The conflict between the federal and state-by-state legality of cannabis has been a strategic opportunity for CannaRoyalty because institutional investors such as banks won’t touch the controversial substance. The firm invests or takes ownership stakes in pot producers and related businesses, giving investors a legal avenue to get involved in the booming industry.

Shares of CannaRoyalty (CSE:CRZ) were back up to around $4.35 in midday trading.

It’s been a volatile week elsewhere in the Ottawa area, as cannabis producer Canopy Growth (TSX:WEED) saw its share price fluctuate wildly after seeing gains over the holiday season. Shares of the Smith Falls-based firm ranged between $30 and $35 in the first week of the year, trading around $33 as of midday Friday.

More broadly, some observers and industry players say the crackdown will be a boon for the Canadian cannabis industry.

Echelon Wealth Partners analyst Russell Stanley said if marijuana continues to be illegal at the federal level, it will benefit Canada as this will suppress the rise of any large U.S. cannabis companies to challenge Canadian marijuana producers as they expand globally.

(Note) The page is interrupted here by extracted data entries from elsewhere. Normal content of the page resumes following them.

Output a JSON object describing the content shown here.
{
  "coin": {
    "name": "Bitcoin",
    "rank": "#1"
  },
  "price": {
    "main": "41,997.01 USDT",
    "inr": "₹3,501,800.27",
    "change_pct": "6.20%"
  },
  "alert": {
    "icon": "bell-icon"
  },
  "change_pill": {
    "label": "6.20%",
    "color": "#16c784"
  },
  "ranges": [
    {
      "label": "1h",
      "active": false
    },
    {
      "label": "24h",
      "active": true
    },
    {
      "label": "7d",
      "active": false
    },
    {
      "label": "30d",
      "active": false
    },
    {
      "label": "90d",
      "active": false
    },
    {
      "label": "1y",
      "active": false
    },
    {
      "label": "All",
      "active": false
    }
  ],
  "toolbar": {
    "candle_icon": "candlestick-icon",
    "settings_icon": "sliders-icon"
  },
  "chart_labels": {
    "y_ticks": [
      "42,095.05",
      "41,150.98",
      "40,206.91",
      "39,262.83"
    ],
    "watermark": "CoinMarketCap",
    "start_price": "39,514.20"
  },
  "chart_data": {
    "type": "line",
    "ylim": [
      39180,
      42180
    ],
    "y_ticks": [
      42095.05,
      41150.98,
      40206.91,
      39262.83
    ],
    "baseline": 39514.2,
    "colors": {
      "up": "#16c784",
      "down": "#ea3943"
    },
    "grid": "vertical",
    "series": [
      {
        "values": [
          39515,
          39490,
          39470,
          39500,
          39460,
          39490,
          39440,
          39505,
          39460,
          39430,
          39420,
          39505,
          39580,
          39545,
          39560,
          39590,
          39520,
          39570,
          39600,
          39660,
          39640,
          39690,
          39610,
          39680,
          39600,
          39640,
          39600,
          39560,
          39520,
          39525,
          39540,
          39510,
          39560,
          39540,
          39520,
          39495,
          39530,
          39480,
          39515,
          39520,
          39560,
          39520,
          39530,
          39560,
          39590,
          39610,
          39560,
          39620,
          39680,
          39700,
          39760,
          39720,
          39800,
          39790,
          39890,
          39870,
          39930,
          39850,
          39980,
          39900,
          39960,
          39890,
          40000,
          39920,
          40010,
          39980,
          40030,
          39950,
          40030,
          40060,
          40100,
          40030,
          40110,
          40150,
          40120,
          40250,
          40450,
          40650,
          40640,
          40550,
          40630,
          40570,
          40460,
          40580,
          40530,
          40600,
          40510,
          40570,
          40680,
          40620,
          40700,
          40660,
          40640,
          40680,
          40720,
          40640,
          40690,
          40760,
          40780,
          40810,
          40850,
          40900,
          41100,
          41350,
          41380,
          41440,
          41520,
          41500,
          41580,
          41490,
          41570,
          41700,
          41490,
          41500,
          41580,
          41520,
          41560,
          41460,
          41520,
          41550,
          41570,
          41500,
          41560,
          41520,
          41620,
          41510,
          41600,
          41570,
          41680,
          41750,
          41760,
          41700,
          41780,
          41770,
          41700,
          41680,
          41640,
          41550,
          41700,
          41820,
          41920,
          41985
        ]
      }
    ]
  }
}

“It keeps the U.S. out of that game and it allows Canada to pursue these opportunities with relatively little competition,” he said.

Cam Battley, the executive vice-president of Edmonton-based licensed marijuana producer Aurora Cannabis Inc. (TSX:ACB), called Sessions’s stance “misguided public policy” that is counter to broader U.S. public opinion. However, he also said this will drive additional U.S. investment and investors north of the border.

“It cements the fact that we will not be seeing for the foreseeable future, well-capitalized U.S. competitors as we expand our operations around the world,” said Battley. “And it just prolongs that unusual situation, where large-cap Canadian cannabis companies have the world to ourselves.”